Canadians Tessa Virtue and Scott Moir might be the greatest of all ice dancers. France's Gabriella Papadakis and Guillaume Cizeron likely are their biggest challengers at the Pyeongchang Olympics.
Still, the power in ice dance lies in the United States.
American champions Madison Hubbell and Zachary Donohue stood third after the free dance Monday. Their margin over teammates Maia and Alex Shibutani was virtually no margin at all: two-hundredths of a point. In seventh place, despite her skating with a reinjured right foot, were Madison Chock and Evan Bates.
While all three could be too far behind to grab gold — don't tell the Shibutanis that — a spot on the podium for the fourth straight Olympics is quite attainable.
As for that gold, the brother/sister combination Shibutanis (yes, the Shib Sibs) aren't shying away from a nearly six-point deficit to Virtue and Moir, the 2010 Olympic champions and 2014 silver medalists who broke their own short dance record with a 83.67 score.
"They breathe the same air as anyone, unless science has come up with something I don't know about," Alex said with a chuckle. "We've been on the same podiums with them, and we've beaten (the French) at some competitions. We're really darn good when we are the best we can be. I don't feel intimidated and I know Maia feels the same."
"We believe our best can be the best," she added.
It will take some doing for the Shibutanis to get that high, or even to the silver medal for which they trailed by 4.2 points. But they certainly were in range of third place.
That spot belonged to Hubbell and Donohue, who after years of chasing the other two U.S. couples won the national title in January. There was plenty of satisfaction for them after as good a performance on the international stage as they've managed.
"We've been preparing for this for many years, and we're thankful for our coaching staff who could prepare us the best as possible," said Hubbell, who with Donohue trains in Montreal with the same coaches as the Canadian and French teams. "But there's really no getting ready for how it's going to feel for being at the Olympics.
"I think it was a balancing act for us, being really emotional and full of gratitude, but also staying focused and doing our job. It was an incredible experience and I can't wait to get back on the ice tomorrow; we're really proud of what we were able to do."

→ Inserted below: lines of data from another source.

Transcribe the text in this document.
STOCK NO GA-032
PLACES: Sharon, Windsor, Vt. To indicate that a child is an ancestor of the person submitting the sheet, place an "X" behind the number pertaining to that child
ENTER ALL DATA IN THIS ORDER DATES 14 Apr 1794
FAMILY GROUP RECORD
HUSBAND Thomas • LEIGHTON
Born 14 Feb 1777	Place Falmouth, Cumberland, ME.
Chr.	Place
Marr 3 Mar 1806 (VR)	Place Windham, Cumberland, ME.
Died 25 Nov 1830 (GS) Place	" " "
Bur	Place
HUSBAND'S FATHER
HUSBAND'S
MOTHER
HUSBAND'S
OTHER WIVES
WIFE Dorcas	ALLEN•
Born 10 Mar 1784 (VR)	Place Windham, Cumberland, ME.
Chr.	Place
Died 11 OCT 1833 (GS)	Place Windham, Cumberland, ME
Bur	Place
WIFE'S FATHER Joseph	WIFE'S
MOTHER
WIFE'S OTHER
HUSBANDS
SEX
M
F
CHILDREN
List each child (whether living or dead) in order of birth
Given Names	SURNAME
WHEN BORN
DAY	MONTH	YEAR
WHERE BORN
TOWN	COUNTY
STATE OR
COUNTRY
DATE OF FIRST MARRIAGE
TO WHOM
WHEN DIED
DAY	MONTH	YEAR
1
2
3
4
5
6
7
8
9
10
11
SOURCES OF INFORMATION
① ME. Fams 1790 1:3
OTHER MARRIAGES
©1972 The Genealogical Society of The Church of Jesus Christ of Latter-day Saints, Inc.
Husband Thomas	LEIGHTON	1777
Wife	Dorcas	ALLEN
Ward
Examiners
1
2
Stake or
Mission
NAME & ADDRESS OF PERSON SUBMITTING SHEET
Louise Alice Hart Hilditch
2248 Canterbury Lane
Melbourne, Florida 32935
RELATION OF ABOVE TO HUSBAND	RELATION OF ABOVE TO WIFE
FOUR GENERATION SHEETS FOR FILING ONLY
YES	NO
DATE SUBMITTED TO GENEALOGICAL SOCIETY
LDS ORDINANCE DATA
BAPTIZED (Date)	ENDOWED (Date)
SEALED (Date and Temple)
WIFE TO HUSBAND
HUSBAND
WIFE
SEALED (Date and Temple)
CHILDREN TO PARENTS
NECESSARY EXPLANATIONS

So were the Shibutanis, whose marks were hurt by mistakes the judges found in their rhumba portion; all short dances this season are required to be to Latin music.
Three-time world championship medalists and twice the U.S. champs, the Shibutanis have a stronger international resume than the other American duos. They were ninth at the Sochi Games when they had just begun working their way up the standings.
"We feel so good with what we laid out on Olympic ice," Maia Shibutani said. "Our goal is to be on the podium, and to skate our best is all we can do, and we feel we did that."
Chock and Bates couldn't do so after she hurt her right foot in the final 30 seconds of the warmup. Chock dealt with a loose bone fragment, but performed well enough to make the Olympic squad.
She said she aggravated it on the same maneuver with which she first hurt it months ago.
"The adrenaline kicked in today and that really helped, but it was a bit sore," said Chock, who quickly took off her skates backstage after the program. "We will manage it well and train based on how much my foot can handle."
Meryl Davis and Charlie White won gold ahead of Virtue and Moir in Sochi. Four years before that, their top two finishes were reversed.
In 2006 at the Turin Games, Tanith Belbin and Ben Agosto won silver.
For years before that, ice dance was a fourth wheel in U.S. figure skating. That's certainly changed.
"With the level of competition we have," Hubbell said, "it prepares you for what you see at the Olympics. We're all prepared."